Ayuso calls the transfer of 'Guernica' a "bestiality", a matter that today reaches the Senate
The Madrid president clashes with the PNV, which considers it easier to move a painting than to exhume Franco
BarcelonaThe possible transfer of the Guernica to the Basque Country, which the Basque government has formally requested from Madrid, arrives this Tuesday in the Senate. The PNV will once again ask the Minister of Culture, Ernest Urtasun, "why he refuses to study the necessary conditions to make a temporary loan" of the painting to the Guggenheim in Bilbao possible, on the occasion of the 90th anniversary of the first Basque government and the bombing of Gernika.
The possible transfer has been straining relations between the lehendakari, Imanol Pradales, and the Sánchez government for weeks, and has already provoked predictable criticism from the PP. Now, the Madrid president, Isabel Díaz Ayuso, has defined it as a "bestiality" and said it is an "absurd controversy that nationalism always promotes". Ayuso says that Basques can go to Madrid to see the Guernica
, at the Reina Sofía Museum, where it is available to all citizens because "it is the heritage of all Spaniards". "What cannot be done is to divide it among 17 states, nations, and in this way continue to fuel the feeling of grievance – he stated – to justify or to distort the history of everything".
The lehendakari, Imanol Pradales, has asked for "political courage" from the central government: "Did they take Franco out of his tomb in the Valley of the Fallen and they are not capable of taking a painting from Madrid to the Basque Country?" "The ball is in their court, let them respond," he said at the Aberri Eguna celebration. For the PNB, it is a "reparation to the Basque people, to democratic memory".

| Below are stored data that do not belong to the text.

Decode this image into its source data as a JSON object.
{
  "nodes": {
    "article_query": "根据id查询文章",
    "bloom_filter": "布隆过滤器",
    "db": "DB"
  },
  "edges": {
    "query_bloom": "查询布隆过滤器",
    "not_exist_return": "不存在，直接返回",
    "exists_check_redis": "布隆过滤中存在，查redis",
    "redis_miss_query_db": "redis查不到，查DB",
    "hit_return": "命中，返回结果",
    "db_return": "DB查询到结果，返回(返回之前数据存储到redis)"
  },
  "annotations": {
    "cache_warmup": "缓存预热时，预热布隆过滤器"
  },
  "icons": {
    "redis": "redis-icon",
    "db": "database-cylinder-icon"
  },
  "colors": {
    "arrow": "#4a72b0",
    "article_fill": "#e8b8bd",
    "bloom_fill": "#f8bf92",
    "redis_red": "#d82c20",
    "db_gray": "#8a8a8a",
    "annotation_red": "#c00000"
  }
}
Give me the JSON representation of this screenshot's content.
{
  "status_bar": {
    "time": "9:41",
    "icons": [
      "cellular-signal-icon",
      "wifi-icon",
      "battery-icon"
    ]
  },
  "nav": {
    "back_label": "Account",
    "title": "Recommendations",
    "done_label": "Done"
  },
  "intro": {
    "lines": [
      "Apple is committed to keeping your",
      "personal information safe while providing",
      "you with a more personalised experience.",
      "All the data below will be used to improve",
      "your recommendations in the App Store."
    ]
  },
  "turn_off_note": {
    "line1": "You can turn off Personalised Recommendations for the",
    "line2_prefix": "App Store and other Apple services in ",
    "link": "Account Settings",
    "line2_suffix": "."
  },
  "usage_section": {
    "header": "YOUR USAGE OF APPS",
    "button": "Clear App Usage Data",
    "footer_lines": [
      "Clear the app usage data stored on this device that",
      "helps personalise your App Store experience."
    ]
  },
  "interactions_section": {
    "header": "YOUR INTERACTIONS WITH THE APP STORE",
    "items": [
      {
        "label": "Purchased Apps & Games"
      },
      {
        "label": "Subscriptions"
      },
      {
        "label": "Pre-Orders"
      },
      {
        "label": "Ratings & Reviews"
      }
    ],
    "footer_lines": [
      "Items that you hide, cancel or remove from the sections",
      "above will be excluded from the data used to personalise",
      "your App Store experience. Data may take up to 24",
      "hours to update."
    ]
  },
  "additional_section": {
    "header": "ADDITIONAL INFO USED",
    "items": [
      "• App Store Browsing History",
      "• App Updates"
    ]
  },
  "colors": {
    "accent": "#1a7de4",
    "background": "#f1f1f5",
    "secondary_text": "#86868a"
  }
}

A report from the Reina Sofía
Díaz Ayuso is using a report made public by technicians from the Reina Sofía Museum as a shield, which states that the canvas is in poor condition for a transfer. "It makes no sense to go to the origin of things according to our convenience, because then we would take all of Picasso's work to Malaga, or how does it work? I think this is an outrage," he said. The PP leadership has not directly commented on the case. However, the popular party's deputy secretary for Finance, Juan Bravo, has stated that if the technicians say no, politicians "have little more to say." The PP spokesperson in the Basque Parliament, Laura Garrido, has asked the PNB to "stop playing the victim" and not confuse desires with reality. He compares the Guernica with the David or the Mona Lisa.

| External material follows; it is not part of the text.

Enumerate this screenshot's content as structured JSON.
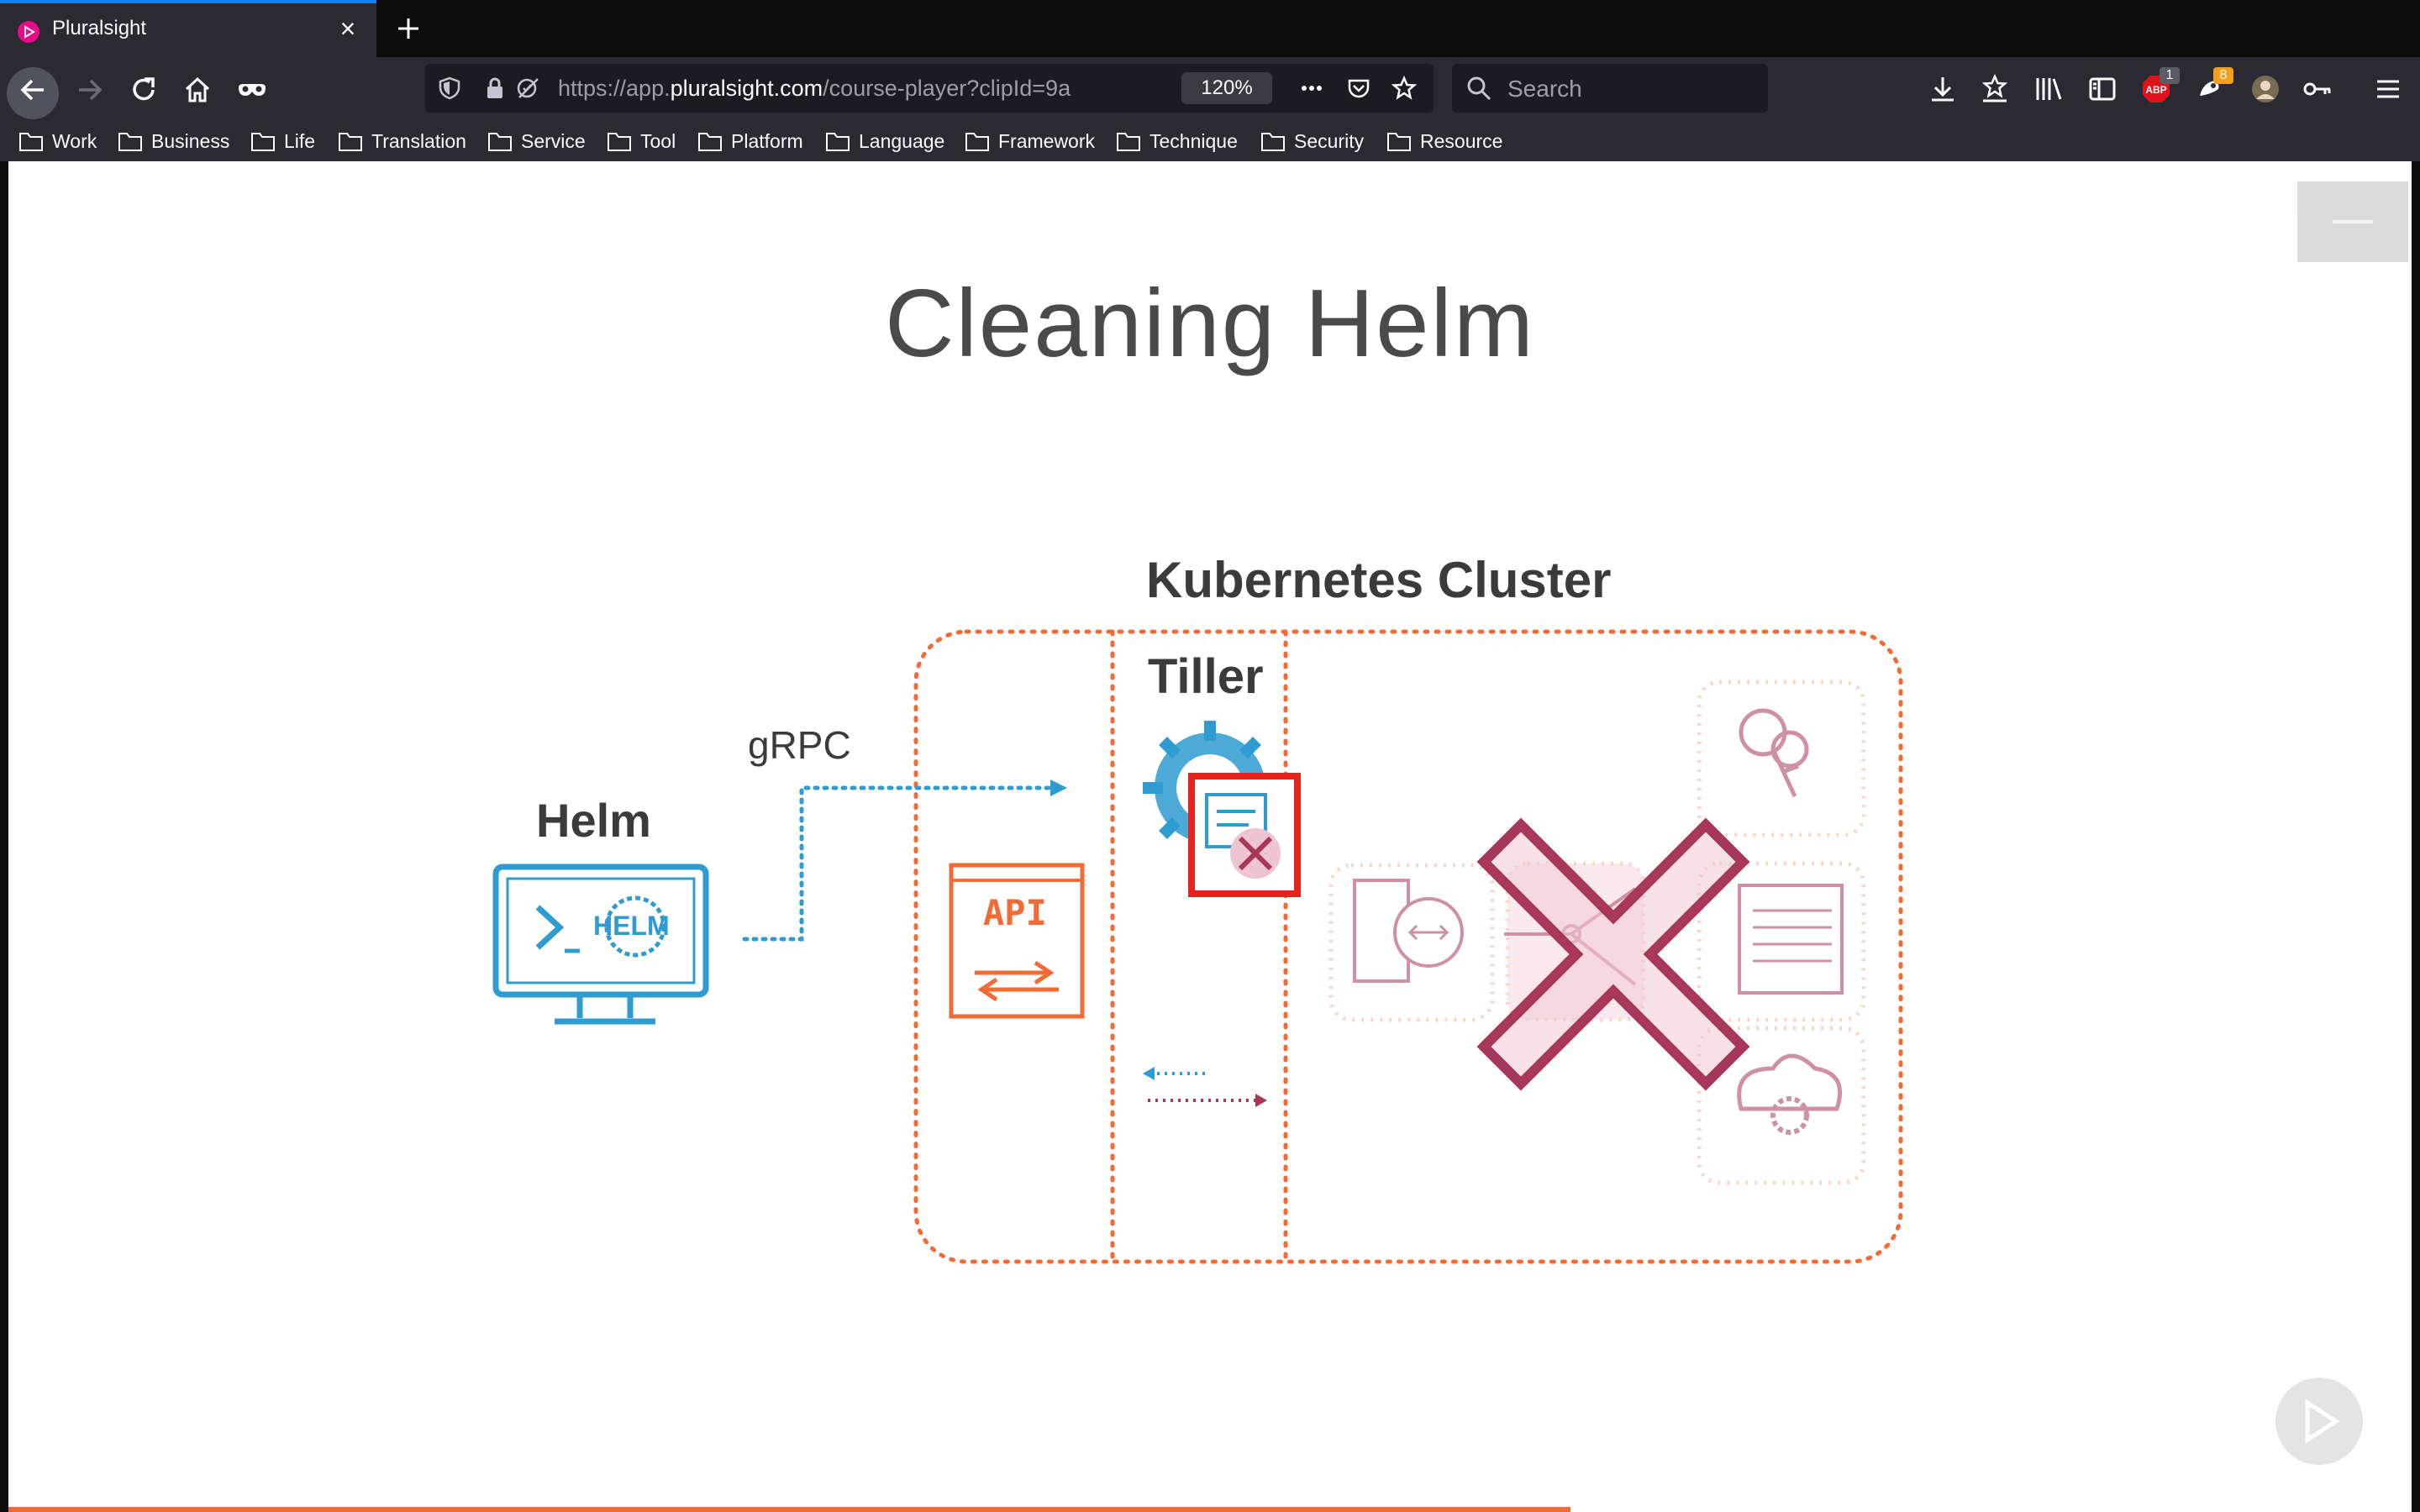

Paradoxically, PP leaders do not mention the case of Sijena, for which a judge has decreed that 12th-century paintings must be removed from a national museum to be transferred to an isolated monastery in Aragon, against all technical reports.
The lehendakari says he does not believe it is a technical issue, because "conservation and transfer techniques have substantially improved". "It is incomprehensible that they tell us no because of the conditions in which the painting is", he stated, and that the argument that "without Guernica there is no museum" says "very little about the Reina Sofía collection".